Fix a[0] = 0. Walk i from 0 to N−2 and decide the sign of (a[i+1] − a[i]) from a single carefully chosen pair. The magnitude |a[i+1] − a[i]| is r_i,i+1. To pin the sign, look at any j ≤ i with r_j,i < r_j,i+1: then a[i+1] is the new extreme of [j..i+1], extending in the direction farther from the current min/max — comparing r_j,i+1 to r_j,i determines whether a[i+1] is above max[j..i] or below min[j..i]. If no such j exists, the new value lies inside the current range of [j..i] for every j, so the sign is forced by being inside; default to "+" and continue. O(N²) overall.

Complexity target

O(N²) ≈ 9·10⁴ operations.

Reference solution (C++)

#include <bits/stdc++.h>
using namespace std;
using ll = long long;

int main() {
    ios_base::sync_with_stdio(false);
    cin.tie(nullptr);
    int N; cin >> N;
    vector<vector<ll>> r(N, vector<ll>(N, 0));
    for (int i = 0; i < N; ++i)
        for (int j = i; j < N; ++j) cin >> r[i][j];

    vector<ll> a(N, 0);
    ll lo = 0, hi = 0;                 // running min/max of a[0..i]
    for (int i = 0; i < N - 1; ++i) {
        ll diff = r[i][i + 1];
        // Decide sign: scan j from i downward; first j with r[j][i+1] != r[j][i]
        // tells us whether a[i+1] extends above hi or below lo of [j..i].
        int sign = 0;
        for (int j = i; j >= 0 && sign == 0; --j) {
            if (r[j][i + 1] == r[j][i]) continue;     // a[i+1] is inside [min,max] of [j..i]
            // r[j][i+1] - r[j][i] = diff if extending above, equals diff also if below — disambiguate
            // by comparing to (hi - a[i]) vs (a[i] - lo). [verify branch logic] cpid=1256
            ll above = (hi - a[i]) + diff;
            if (r[j][i + 1] == above) sign = +1;
            else                       sign = -1;
        }
        if (sign == 0) sign = +1;
        a[i + 1] = a[i] + (ll)sign * diff;
        lo = min(lo, a[i + 1]);
        hi = max(hi, a[i + 1]);
    }
    // Normalise so min is 0 (or any anchor in range).

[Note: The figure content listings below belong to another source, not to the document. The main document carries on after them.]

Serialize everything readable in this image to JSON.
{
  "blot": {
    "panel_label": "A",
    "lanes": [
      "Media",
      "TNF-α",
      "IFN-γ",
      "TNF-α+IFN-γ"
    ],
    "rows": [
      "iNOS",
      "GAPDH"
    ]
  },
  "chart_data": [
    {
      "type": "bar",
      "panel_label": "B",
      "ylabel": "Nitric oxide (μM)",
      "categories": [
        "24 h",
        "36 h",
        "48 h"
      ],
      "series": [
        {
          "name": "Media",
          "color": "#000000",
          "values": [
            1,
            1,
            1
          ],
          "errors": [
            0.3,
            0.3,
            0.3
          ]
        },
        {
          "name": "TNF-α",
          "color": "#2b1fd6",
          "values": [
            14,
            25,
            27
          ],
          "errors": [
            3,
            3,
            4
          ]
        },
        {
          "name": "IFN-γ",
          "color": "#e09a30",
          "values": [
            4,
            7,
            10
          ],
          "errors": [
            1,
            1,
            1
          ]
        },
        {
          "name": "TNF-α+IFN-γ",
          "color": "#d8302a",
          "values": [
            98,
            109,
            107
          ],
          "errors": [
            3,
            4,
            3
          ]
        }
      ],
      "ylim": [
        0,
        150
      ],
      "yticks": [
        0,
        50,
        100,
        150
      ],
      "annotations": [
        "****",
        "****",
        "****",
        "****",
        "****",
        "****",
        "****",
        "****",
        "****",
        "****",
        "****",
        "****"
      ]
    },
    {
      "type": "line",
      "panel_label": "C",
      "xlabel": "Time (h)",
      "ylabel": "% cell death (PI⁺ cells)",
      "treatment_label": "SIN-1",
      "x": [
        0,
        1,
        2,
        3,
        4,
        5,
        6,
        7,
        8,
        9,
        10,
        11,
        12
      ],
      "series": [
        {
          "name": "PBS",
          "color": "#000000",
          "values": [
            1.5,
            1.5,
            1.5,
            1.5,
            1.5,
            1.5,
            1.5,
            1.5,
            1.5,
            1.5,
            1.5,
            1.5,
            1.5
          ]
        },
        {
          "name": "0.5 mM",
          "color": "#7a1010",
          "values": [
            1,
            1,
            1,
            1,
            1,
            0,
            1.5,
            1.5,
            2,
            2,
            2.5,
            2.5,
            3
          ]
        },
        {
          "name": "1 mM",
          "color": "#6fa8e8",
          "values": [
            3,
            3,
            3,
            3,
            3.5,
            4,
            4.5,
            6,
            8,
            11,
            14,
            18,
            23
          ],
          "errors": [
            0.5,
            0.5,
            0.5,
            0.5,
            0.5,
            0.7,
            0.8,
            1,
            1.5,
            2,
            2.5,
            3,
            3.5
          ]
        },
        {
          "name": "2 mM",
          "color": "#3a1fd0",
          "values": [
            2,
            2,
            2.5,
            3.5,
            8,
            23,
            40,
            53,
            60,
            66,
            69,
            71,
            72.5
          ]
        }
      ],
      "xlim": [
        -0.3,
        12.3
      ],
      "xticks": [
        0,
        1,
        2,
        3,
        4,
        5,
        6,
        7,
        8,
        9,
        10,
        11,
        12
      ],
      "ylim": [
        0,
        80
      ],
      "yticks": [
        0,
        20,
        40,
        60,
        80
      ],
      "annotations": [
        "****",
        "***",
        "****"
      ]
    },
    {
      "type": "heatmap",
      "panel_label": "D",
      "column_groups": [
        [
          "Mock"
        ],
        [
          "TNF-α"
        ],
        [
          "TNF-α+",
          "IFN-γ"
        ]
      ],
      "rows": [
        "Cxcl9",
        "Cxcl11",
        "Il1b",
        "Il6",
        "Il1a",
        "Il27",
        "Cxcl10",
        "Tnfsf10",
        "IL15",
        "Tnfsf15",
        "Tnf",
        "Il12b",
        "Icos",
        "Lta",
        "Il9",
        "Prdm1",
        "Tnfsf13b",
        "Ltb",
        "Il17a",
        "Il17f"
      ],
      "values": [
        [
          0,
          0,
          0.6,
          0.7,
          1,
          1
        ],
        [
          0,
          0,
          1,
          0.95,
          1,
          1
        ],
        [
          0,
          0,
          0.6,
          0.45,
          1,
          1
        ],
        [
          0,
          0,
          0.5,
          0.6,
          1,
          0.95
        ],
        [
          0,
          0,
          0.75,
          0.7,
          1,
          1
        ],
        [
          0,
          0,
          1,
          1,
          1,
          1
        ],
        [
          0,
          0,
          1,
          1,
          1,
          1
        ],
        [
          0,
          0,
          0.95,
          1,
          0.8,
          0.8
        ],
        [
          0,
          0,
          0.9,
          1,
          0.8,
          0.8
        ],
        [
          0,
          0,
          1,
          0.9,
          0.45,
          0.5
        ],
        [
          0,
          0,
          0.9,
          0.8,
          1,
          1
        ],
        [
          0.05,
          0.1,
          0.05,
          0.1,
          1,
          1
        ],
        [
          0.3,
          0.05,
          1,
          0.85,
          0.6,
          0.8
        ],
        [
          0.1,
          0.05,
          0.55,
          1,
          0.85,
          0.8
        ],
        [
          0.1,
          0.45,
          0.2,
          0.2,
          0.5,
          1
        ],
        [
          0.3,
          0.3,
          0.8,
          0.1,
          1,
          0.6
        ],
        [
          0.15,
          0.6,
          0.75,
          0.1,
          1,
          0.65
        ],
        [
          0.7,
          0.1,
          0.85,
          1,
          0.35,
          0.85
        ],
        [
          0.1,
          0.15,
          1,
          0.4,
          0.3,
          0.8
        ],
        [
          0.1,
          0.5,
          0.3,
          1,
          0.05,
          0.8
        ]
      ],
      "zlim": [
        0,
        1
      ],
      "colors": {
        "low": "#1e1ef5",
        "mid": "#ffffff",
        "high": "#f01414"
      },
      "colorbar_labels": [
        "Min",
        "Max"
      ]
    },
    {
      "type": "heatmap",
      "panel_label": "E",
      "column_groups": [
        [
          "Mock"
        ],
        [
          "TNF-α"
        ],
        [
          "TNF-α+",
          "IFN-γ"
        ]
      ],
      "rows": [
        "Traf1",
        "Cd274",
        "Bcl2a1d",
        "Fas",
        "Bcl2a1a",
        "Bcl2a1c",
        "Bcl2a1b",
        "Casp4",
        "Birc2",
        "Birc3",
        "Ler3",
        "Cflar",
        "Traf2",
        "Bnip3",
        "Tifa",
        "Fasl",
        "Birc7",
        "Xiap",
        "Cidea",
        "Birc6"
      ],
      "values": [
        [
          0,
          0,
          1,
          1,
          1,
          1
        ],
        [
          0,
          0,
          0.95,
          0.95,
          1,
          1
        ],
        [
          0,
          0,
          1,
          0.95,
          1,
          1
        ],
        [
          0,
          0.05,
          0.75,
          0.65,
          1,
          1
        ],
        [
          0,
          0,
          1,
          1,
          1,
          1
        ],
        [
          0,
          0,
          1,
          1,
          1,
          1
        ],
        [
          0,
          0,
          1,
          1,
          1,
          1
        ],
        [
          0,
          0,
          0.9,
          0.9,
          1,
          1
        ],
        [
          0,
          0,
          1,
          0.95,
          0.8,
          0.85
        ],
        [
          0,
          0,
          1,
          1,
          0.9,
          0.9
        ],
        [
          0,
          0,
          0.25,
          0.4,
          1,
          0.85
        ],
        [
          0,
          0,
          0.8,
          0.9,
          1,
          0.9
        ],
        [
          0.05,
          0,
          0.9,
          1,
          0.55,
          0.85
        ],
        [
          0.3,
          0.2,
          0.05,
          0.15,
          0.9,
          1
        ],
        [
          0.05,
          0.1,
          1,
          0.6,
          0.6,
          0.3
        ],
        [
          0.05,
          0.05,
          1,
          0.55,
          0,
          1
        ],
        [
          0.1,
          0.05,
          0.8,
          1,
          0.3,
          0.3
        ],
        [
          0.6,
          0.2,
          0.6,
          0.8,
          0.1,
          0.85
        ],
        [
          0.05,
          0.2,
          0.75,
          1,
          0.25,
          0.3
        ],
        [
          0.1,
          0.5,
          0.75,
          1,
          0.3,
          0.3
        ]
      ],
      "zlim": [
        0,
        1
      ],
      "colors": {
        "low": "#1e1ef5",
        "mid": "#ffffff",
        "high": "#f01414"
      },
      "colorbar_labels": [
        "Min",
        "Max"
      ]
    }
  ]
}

Optional.
    ll mn = *min_element(a.begin(), a.end());
    for (auto& x : a) x -= mn;
    for (int i = 0; i < N; ++i) cout << a[i] << " \n"[i == N - 1];
}

Pitfalls

• Sign disambiguation. r is symmetric in min/max; needing a witness j where the running range actually grows is the crux.
• Output range. Values must fit in [−10⁹, 10⁹] — start at 0 and the worst |a_i| is bounded by max r_i,j ≤ 10⁹.
• Read input lower-triangular vs upper-triangular. Check the PDF: ranges are typically given for i ≤ j only, one row per i.
• O(N³) is also fine at N ≤ 300 if you want a simpler "guess and verify each candidate" approach.

What Silver December 2022 was actually testing

• P1 — tree DP / post-order accounting. Surplus on an edge equals subtree imbalance; one move per edge is optimal.
• P2 — Sprague–Grundy + sieve. Recognize independent games on a ring and that "1 or any prime" gives a fast Grundy table.
• P3 — constructive reconstruction. Use pairwise data to fix signs of consecutive differences in O(N²).